Sebagian orang menjulukinya “makna istilah” dengan “makna secara syari’at” dengan kata lain makna “secara istilah syari’at”.

Sebagaimana telah kami uraiakan di atas, bahwa makna secara istilah selalunya bersifat lebih spesifik dan terbatas. Dalam ilmu ushul fiqih, makna tersebut mengalami “takhshish” (pengkhususan). Sesuatu yang patut dicermati di sini, dan perlu dipahami dengan seksama ialah bahwa makna “bid’ah” dalam maknanya yang umum (dari makna bahasa) mengalami empat tingkatan takhsish atau tiga tahap pengkhususan.

Takhshish Tingkat Pertama

Dalam Al-Qur’an kita temukan salah satu julukan bid’ah disematkan pada perilaku pengikut Nabi Isa a.s. yang mengada-adakan kerahiban (rahib yaitu mengasingkan diri menjauhi dunia, tidak boleh menikah sebagai bentuk menyerahkan seluruh hidupnya bagi Tuhan).

Dan mereka mengada-adakan rahbaniyyah (wa rahbaniyyatin abtada’uu) padahal kami tidak mewajibkannya kepada mereka tetapi (mereka sendirilah yang mengada-adakannya) untuk mencari keridhaan Allah” (Q.S. Al-Hadiid [57] : 27)

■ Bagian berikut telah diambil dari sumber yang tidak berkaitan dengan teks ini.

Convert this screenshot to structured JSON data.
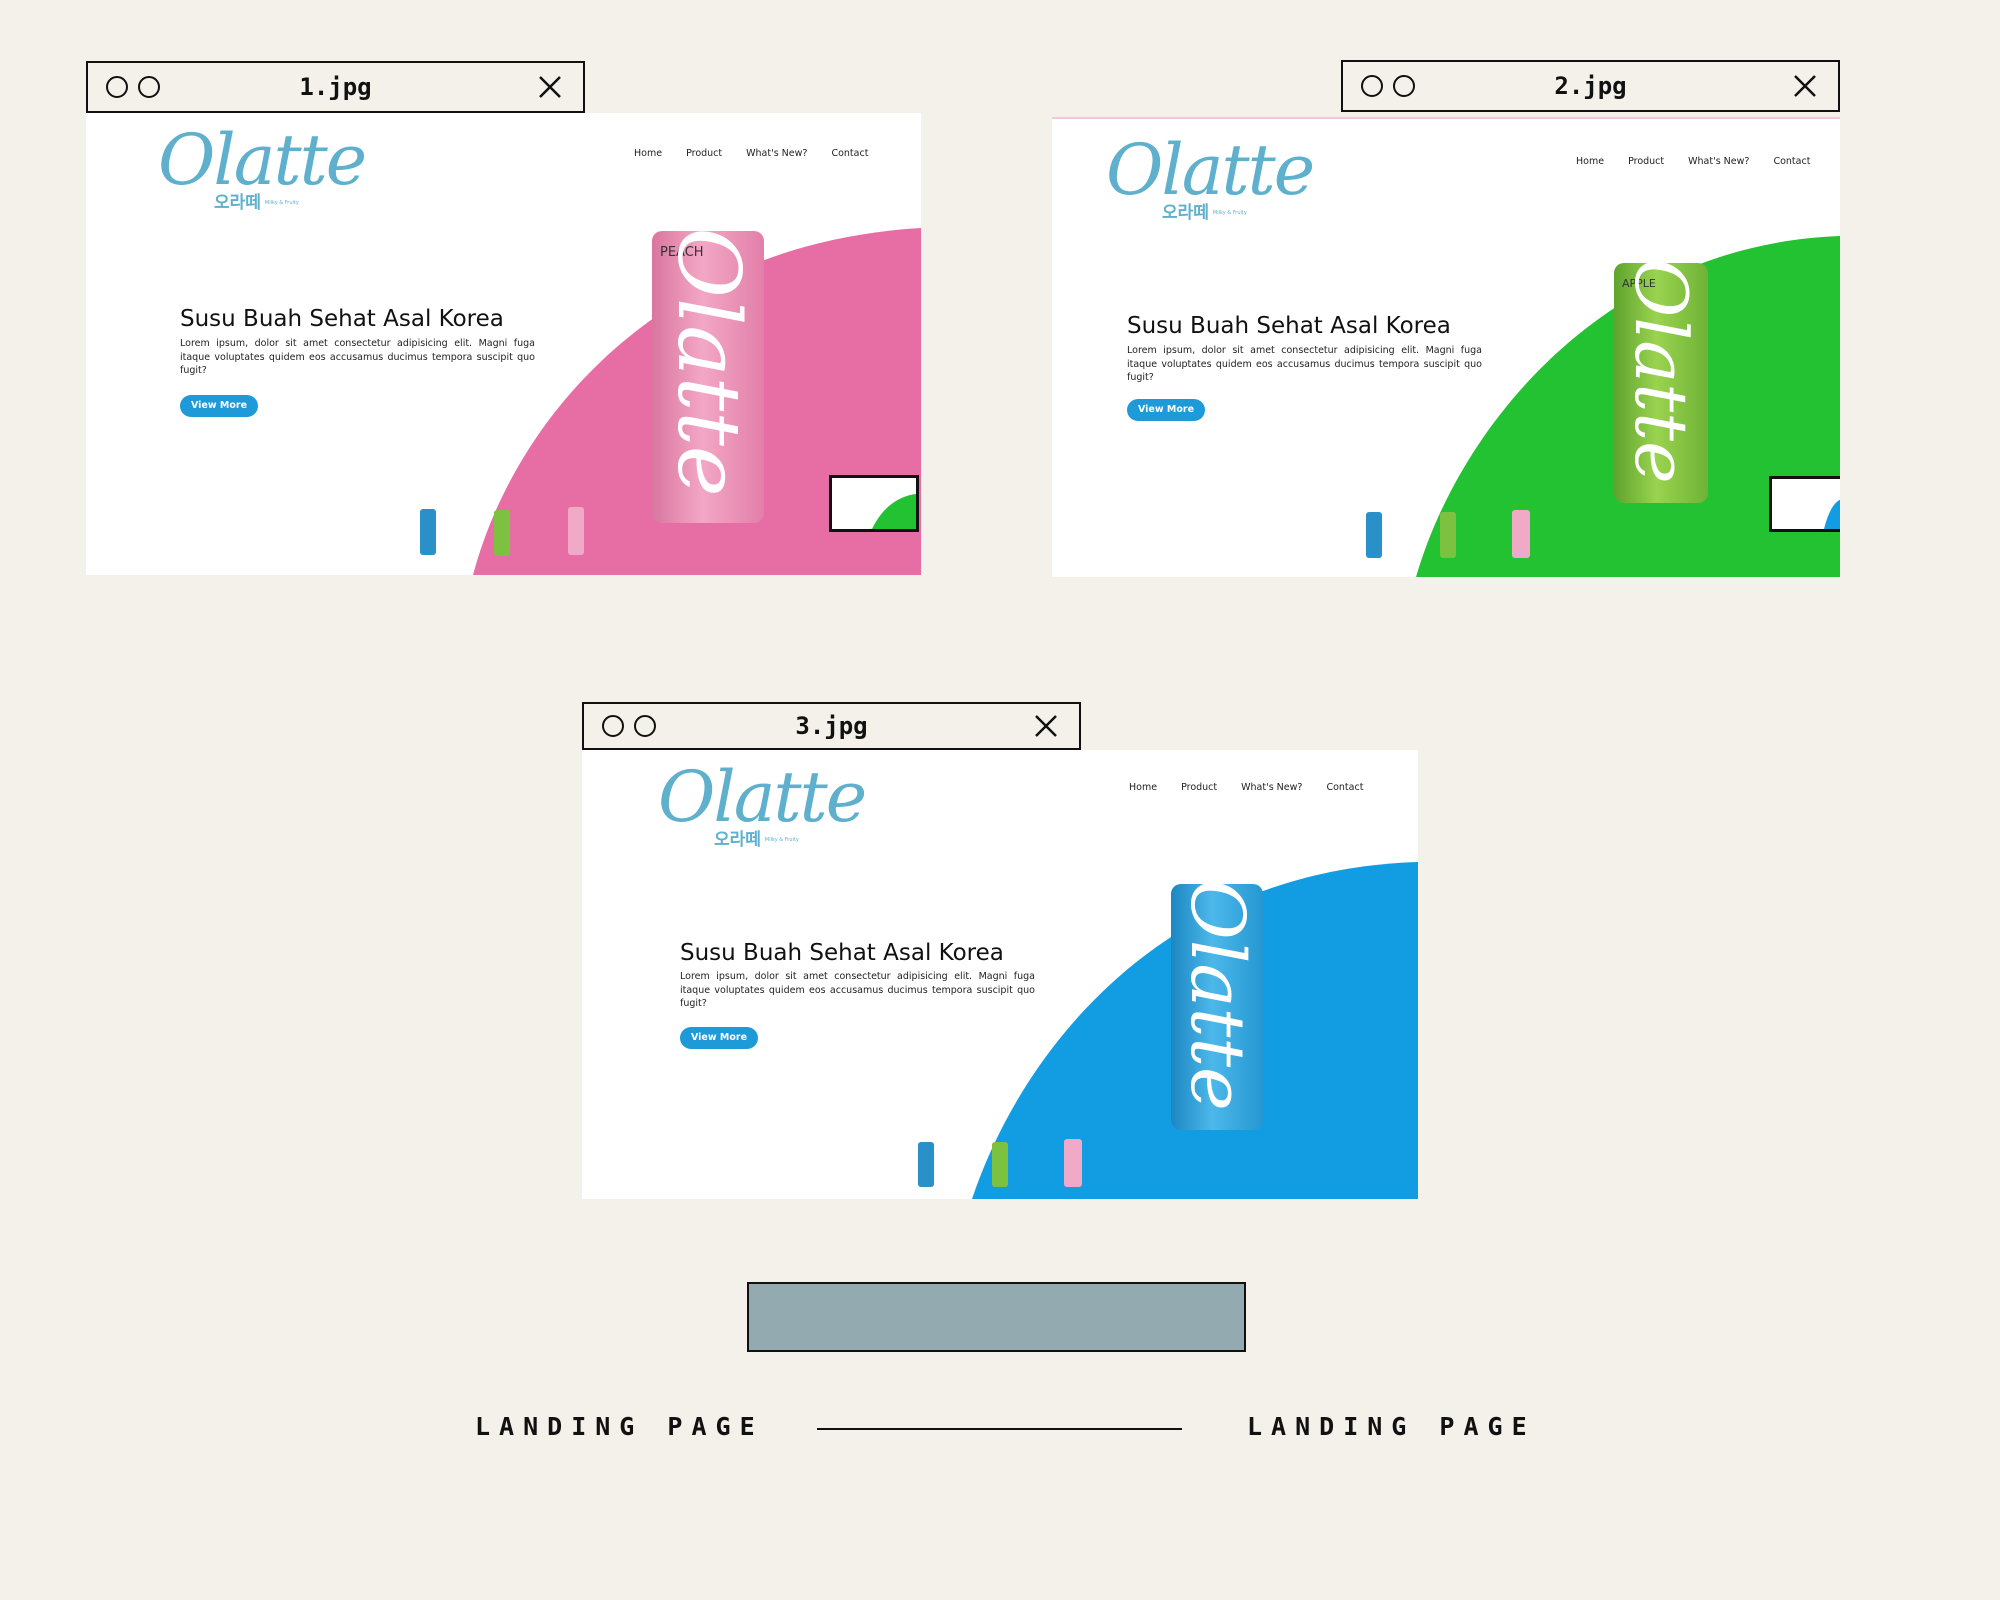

Perkataan “abtada’uu” yang mensifati kata rahbaniyyatin artinya adalah bid’ah. Berbeda dengan ayat-ayat Al-Qur’an lainnya yang menggunakan kata badi’u dan bid’an untuk hal-hal umum di luar agama, maka julukan bid’ah kali ini dinisbatkan pada penambah-nambahan dalam urusan agama. dan tata cara ibadah. Keterangan kata “untuk mencari keridha’an Allah”menunjukkan bahwa mereka (kaum Nasrani) bermaksud mengadakan hal ini sebagai sarana pendekatan diri pada Allah Sehingga hal ini jelas merupakan syari’at atau menandingi syari’at. Maka bid’ah pada ayat ini adalah bid’ah dalam perkara agama.

Hal ini sama dengan ayat pada Q.S. An-Najm bahwa orang kafir mengada-ada dalam perkara dewa dan tuhan-tuhan yang mereka sembah sebagai bid’ah dalam urusan agama.

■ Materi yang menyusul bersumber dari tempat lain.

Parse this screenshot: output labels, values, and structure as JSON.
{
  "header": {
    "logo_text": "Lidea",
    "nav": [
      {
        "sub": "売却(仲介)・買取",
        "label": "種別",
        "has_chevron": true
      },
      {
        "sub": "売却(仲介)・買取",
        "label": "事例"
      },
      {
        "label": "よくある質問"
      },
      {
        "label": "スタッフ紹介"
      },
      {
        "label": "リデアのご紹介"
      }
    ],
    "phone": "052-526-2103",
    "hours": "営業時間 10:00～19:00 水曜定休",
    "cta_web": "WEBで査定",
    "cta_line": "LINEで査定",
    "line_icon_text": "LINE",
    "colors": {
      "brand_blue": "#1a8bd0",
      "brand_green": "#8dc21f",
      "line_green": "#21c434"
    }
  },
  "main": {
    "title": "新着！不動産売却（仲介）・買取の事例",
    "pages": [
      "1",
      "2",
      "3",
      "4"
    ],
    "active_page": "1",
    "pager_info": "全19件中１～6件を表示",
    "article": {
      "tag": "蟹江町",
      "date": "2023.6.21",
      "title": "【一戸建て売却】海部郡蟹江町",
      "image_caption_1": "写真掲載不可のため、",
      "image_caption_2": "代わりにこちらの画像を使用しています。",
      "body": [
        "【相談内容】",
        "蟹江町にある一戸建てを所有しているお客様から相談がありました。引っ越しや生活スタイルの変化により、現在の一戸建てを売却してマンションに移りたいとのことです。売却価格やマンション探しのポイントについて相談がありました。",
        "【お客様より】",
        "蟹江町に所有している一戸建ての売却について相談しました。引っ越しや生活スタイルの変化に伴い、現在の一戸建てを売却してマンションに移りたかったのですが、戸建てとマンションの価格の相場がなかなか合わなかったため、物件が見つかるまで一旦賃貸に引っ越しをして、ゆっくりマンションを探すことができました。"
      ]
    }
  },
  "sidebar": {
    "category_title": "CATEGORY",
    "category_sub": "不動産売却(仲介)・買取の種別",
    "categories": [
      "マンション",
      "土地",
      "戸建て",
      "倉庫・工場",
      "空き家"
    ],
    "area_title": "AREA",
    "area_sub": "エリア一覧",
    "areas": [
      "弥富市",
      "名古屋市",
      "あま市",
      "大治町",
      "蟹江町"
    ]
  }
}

Itu tidak lain hanyalah nama-nama yang kamu dan bapak-bapak kamu mengadakannya (padahal) Allah tidak menurunkan suatu keteranganpun untuk (menyembah) nya. Mereka tidak lain hanyalah mengikuti sangkaan-sangkaan, dan apa yang diingini oleh hawa nafsu mereka dan sesungguhnya telah datang petunjuk kepada mereka dari Tuhan mereka. (Q.S. An-Najm [53] : 23) 

 Indikasi bahwa hal ini termasuk urusan agama terdapat pada firman Allah “(padahal) Allah tidak menurunkan suatu keteranganpun untuk (menyembah) nya / menyembah dewa-dewa itu”. Urusan sembah menyembah disebut ritual atau disebut ibadah mahdhoh. 

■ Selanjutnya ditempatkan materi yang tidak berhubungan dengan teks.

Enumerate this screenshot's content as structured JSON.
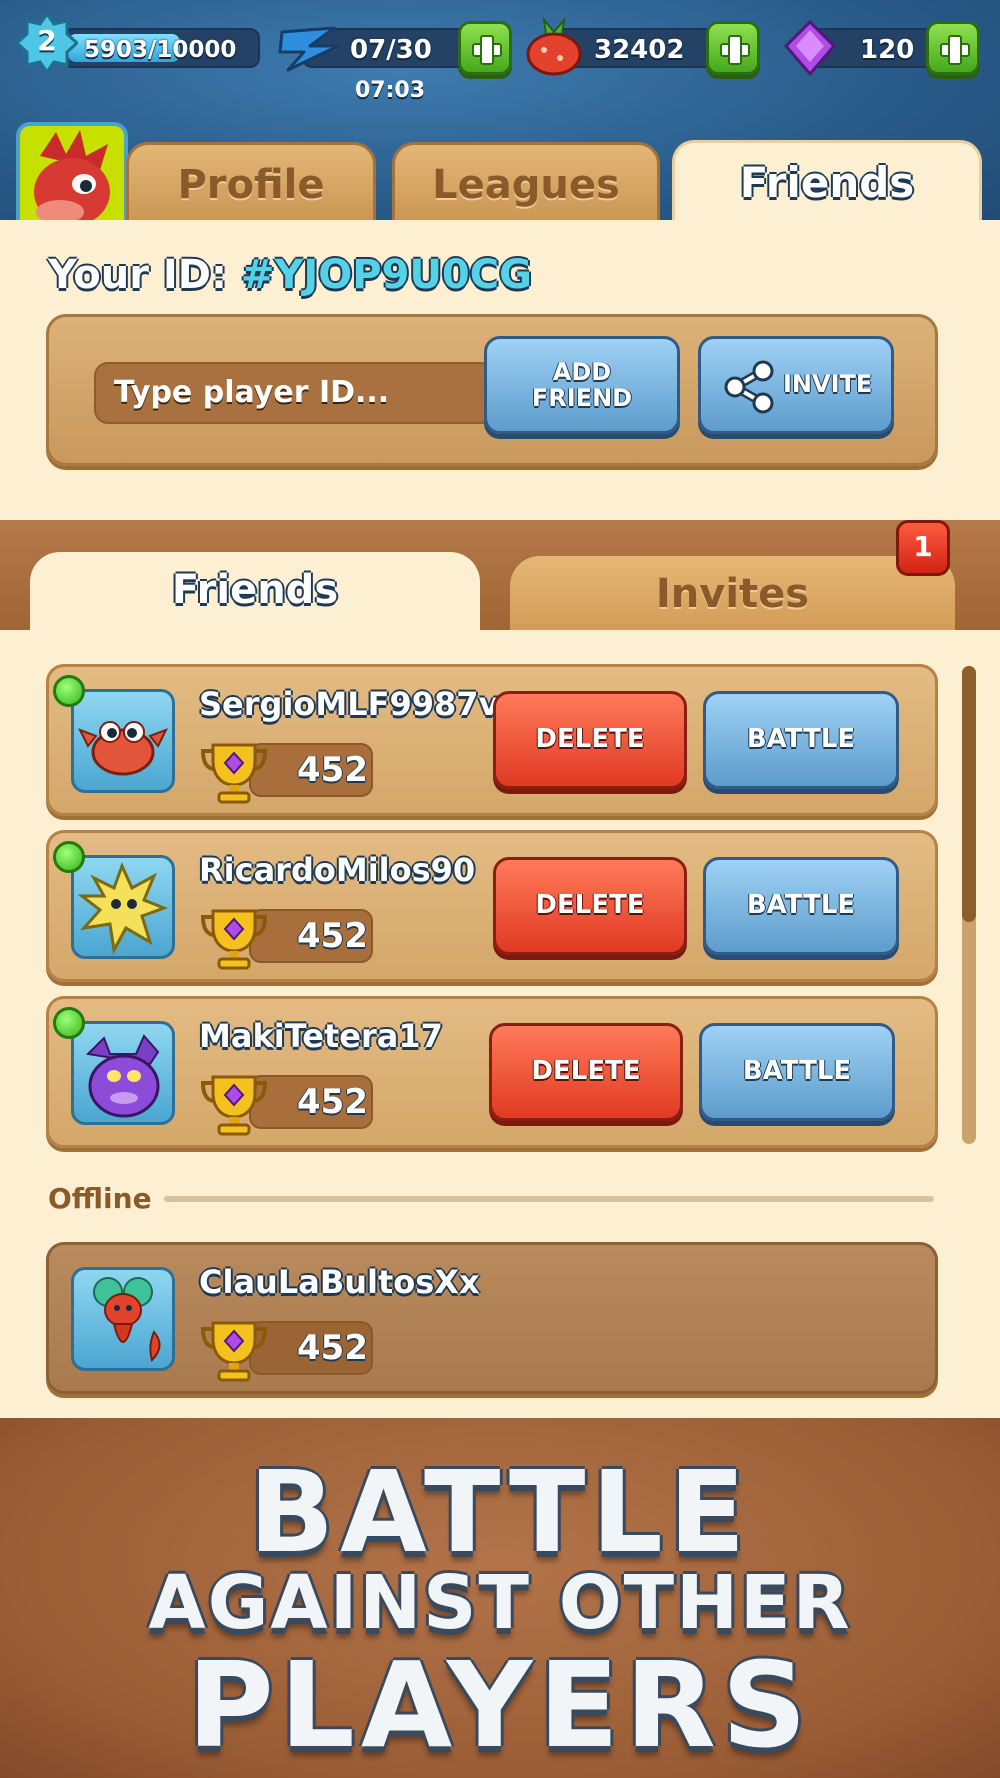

Maka dalam konteks ayat di atas makna bid’ah yang semula bersifat umum, mengalami pembatasan secara istilah syari’at adalah “hal baru yang diada-adakan dalam urusan agama”. Inilah takhshih tahap pertama.

Perhatikanlah bahwa dari semula makna bid’ah secara bahasa adalah sangat umum sangat luas yaitu “segala sesuatu yang baru” (apa saja tanpa kecuali) meliputi penciptaan langit dan bumi, bahkan kedatangan seorang Rasul pun disebut dengan “bid’ah”, kini pengertian itu mengalami perubahan bahwa dalam pengertian spesifik syari’at yang dimaksud “bid’ah” adalah “segala sesuatu yang baru dalam urusan agama”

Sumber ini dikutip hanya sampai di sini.